Multifunctional Hyaluronic Acid-Based Hydrogels for Tissue Regeneration

Dynamic covalent hydrogels are a fundamental tool in biomedical engineering for delivering therapeutics to an injury site and providing a favorable environment for tissue regeneration. Our lab produced two hyaluronic acid (HA)-based hydrogels and optimized their physicochemical properties for the repair of injured tissues in the musculoskeletal and central nervous systems. HA was modified with adipic acid dihydrazide (ADH) for crosslinking with either oxidized HA or oxidized alginate to fabricate two hydrazone-crosslinked hydrogels (HA-HA and HA-Alg). Using response surface modeling, we optimized the gelation time, compressive modulus, and rate of swelling/degradation of the hydrogels for each application by varying these input parameters: polymer molecular weight, oxidized polymer content, and ADH-modified polymer content.
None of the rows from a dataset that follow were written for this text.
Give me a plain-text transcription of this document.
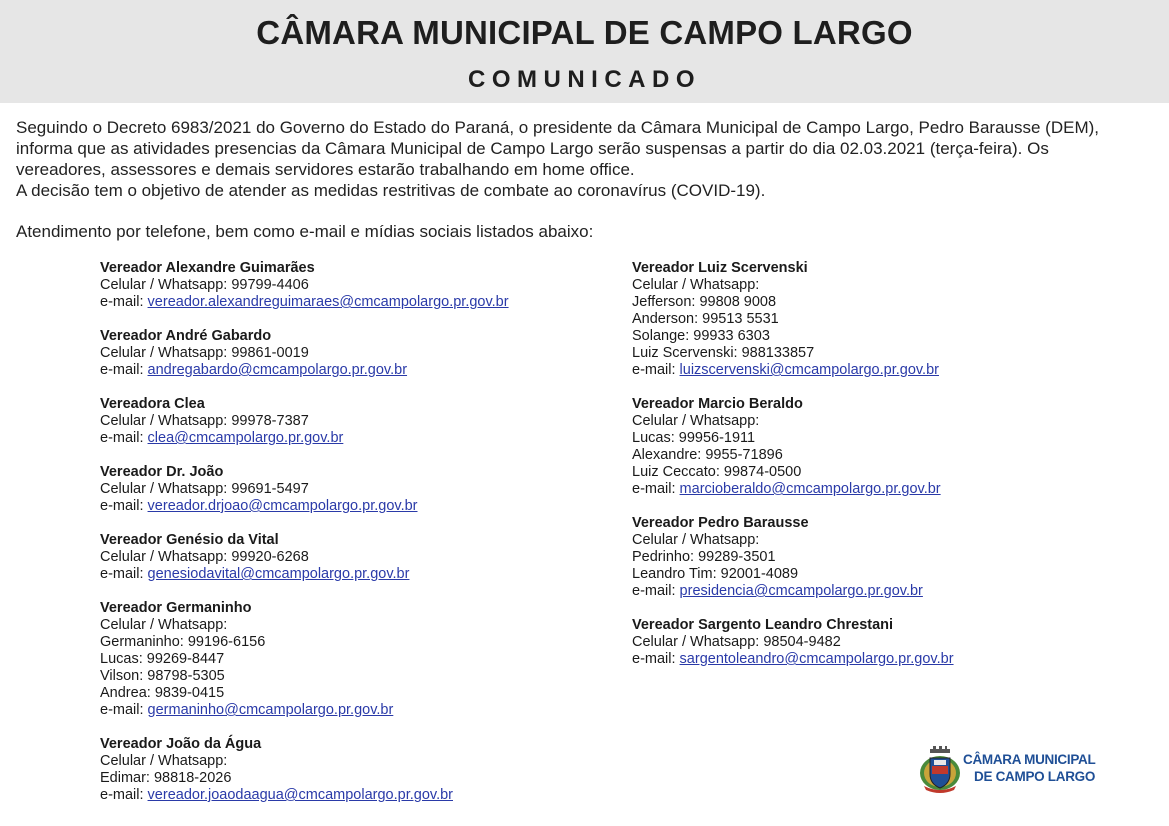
CÂMARA MUNICIPAL DE CAMPO LARGO
COMUNICADO

Seguindo o Decreto 6983/2021 do Governo do Estado do Paraná, o presidente da Câmara Municipal de Campo Largo, Pedro Barausse (DEM), informa que as atividades presencias da Câmara Municipal de Campo Largo serão suspensas a partir do dia 02.03.2021 (terça-feira). Os vereadores, assessores e demais servidores estarão trabalhando em home office.

A decisão tem o objetivo de atender as medidas restritivas de combate ao coronavírus (COVID-19).

Atendimento por telefone, bem como e-mail e mídias sociais listados abaixo:
Vereador Alexandre Guimarães
Celular / Whatsapp: 99799-4406
e-mail: vereador.alexandreguimaraes@cmcampolargo.pr.gov.br
Vereador André Gabardo
Celular / Whatsapp: 99861-0019
e-mail: andregabardo@cmcampolargo.pr.gov.br
Vereadora Clea
Celular / Whatsapp: 99978-7387
e-mail: clea@cmcampolargo.pr.gov.br
Vereador Dr. João
Celular / Whatsapp: 99691-5497
e-mail: vereador.drjoao@cmcampolargo.pr.gov.br
Vereador Genésio da Vital
Celular / Whatsapp: 99920-6268
e-mail: genesiodavital@cmcampolargo.pr.gov.br
Vereador Germaninho
Celular / Whatsapp:
Germaninho: 99196-6156
Lucas: 99269-8447
Vilson: 98798-5305
Andrea: 9839-0415
e-mail: germaninho@cmcampolargo.pr.gov.br
Vereador João da Água
Celular / Whatsapp:
Edimar: 98818-2026
e-mail: vereador.joaodaagua@cmcampolargo.pr.gov.br
Vereador Luiz Scervenski
Celular / Whatsapp:
Jefferson: 99808 9008
Anderson: 99513 5531
Solange: 99933 6303
Luiz Scervenski: 988133857
e-mail: luizscervenski@cmcampolargo.pr.gov.br
Vereador Marcio Beraldo
Celular / Whatsapp:
Lucas: 99956-1911
Alexandre: 9955-71896
Luiz Ceccato: 99874-0500
e-mail: marcioberaldo@cmcampolargo.pr.gov.br
Vereador Pedro Barausse
Celular / Whatsapp:
Pedrinho: 99289-3501
Leandro Tim: 92001-4089
e-mail: presidencia@cmcampolargo.pr.gov.br
Vereador Sargento Leandro Chrestani
Celular / Whatsapp: 98504-9482
e-mail: sargentoleandro@cmcampolargo.pr.gov.br
CÂMARA MUNICIPAL
DE CAMPO LARGO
We also modified HA with norbornene to functionalize the hydrogels with cysteine-terminated peptides to enhance cell-material interactions and incorporate tunable protein-material affinity interactions to control therapeutic protein delivery. We have also demonstrated that these hydrogels provide a favorable environment for cell growth and differentiation. Overall, our dynamic covalent hydrogels are multifunctional and can be used to accelerate the repair of multiple target tissues.